The next morning, young Goodman Brown came slowly into the street of Salem village, staring around him
like a bewildered man. The good old minister was taking a walk along the grave-yard, to get an appetite for
breakfast and meditate his sermon, and bestowed a blessing, as he passed, on Goodman Brown. He shrank
from the venerable saint, as if to avoid an anathema. Old Deacon Gookin was at domestic worship, and the
holy words of his prayer were heard through the open window. "What God cloth the wizard pray to?" quoth
Goodman Brown. Goody Cloyse, that excellent old Christian, stood in the early sunshine, at her own
lattice, catechising a little girl, who had brought her a pint of morning's milk. Goodman Brown snatched
away the child, as from the grasp of the fiend himself. Turning the corner by the meetinghouse, he spied the
head of Faith, with the pink ribbons, gazing anxiously forth, and bursting into such joy at sight of him, that
she skips along the street, and almost kissed her husband before the whole village. But, Goodman Brown
looked sternly and sadly into her face, and passed on without a greeting.
Had Goodman Brown fallen asleep in the forest, and only dreamed a wild dream of a witch-meeting?
Be it so, if you will. But, alas! it was a dream of evil omen for young Goodman Brown. A stern, a sad, a
darkly meditative, a distrustful, if not a desperate man, did he become, from the night of that fearful dream.

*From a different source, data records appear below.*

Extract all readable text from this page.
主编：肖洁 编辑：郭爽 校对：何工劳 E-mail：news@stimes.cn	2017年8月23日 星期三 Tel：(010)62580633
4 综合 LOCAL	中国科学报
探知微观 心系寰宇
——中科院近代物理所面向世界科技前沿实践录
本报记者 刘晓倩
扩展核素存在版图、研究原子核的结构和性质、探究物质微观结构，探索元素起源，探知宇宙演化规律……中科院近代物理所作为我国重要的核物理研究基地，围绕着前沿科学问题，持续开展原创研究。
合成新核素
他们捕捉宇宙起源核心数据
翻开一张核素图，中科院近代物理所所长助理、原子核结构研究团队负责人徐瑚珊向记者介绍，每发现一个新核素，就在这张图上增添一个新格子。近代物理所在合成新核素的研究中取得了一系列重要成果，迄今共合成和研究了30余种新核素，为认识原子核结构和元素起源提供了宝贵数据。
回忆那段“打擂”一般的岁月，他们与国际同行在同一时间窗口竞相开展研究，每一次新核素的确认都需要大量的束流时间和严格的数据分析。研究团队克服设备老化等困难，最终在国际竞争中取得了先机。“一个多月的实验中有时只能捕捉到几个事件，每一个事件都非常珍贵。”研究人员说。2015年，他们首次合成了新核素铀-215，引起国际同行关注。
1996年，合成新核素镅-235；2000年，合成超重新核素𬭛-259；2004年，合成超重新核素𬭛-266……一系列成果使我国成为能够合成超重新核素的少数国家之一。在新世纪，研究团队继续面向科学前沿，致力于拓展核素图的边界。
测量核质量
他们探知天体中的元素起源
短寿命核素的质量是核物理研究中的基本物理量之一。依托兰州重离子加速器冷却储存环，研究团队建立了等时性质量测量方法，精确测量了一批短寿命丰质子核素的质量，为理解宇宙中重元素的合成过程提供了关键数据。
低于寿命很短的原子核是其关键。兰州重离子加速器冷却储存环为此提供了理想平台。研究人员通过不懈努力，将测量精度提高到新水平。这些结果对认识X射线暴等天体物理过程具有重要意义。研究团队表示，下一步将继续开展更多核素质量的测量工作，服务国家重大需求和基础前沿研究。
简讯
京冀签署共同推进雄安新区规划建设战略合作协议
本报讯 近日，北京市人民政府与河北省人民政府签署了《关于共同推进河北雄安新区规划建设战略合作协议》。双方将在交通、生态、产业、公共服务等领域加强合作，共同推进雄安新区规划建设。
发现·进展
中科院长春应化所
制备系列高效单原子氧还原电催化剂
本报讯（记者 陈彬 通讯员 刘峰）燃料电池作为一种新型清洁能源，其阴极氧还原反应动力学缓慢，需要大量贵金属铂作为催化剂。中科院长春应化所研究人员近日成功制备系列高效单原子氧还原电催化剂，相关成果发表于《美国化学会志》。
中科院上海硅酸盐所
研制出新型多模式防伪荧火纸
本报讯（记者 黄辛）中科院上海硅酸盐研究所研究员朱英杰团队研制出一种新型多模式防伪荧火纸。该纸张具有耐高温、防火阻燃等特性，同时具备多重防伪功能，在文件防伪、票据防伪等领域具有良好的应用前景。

On the Sabbath-day, when the congregation were singing a holy psalm, he could not listen, because an
anthem of sin rushed loudly upon his ear, and drowned all the blessed strain. When the minister spoke from
the pulpit, with power and fervid eloquence, and, with his hand on the open Bible, of the sacred truths of
our religion, and of saint-like lives and triumphant deaths, and of future bliss or misery unutterable, then
did Goodman Brown turn pale, dreading, lest the roof should thunder down upon the gray blasphemer and
his hearers. Often, awakening suddenly at midnight, he shrank from the bosom of Faith, and at morning or
eventide, when the family knelt down at prayer, he scowled, and muttered to himself, and gazed sternly at
his wife, and turned away. And when he had lived long, and was borne to his grave, a hoary corpse,
followed by Faith, an aged woman, and children and grand-children, a goodly procession, besides
neighbors, not a few, they carved no hopeful verse upon his tomb-stone; for his dying hour was gloom.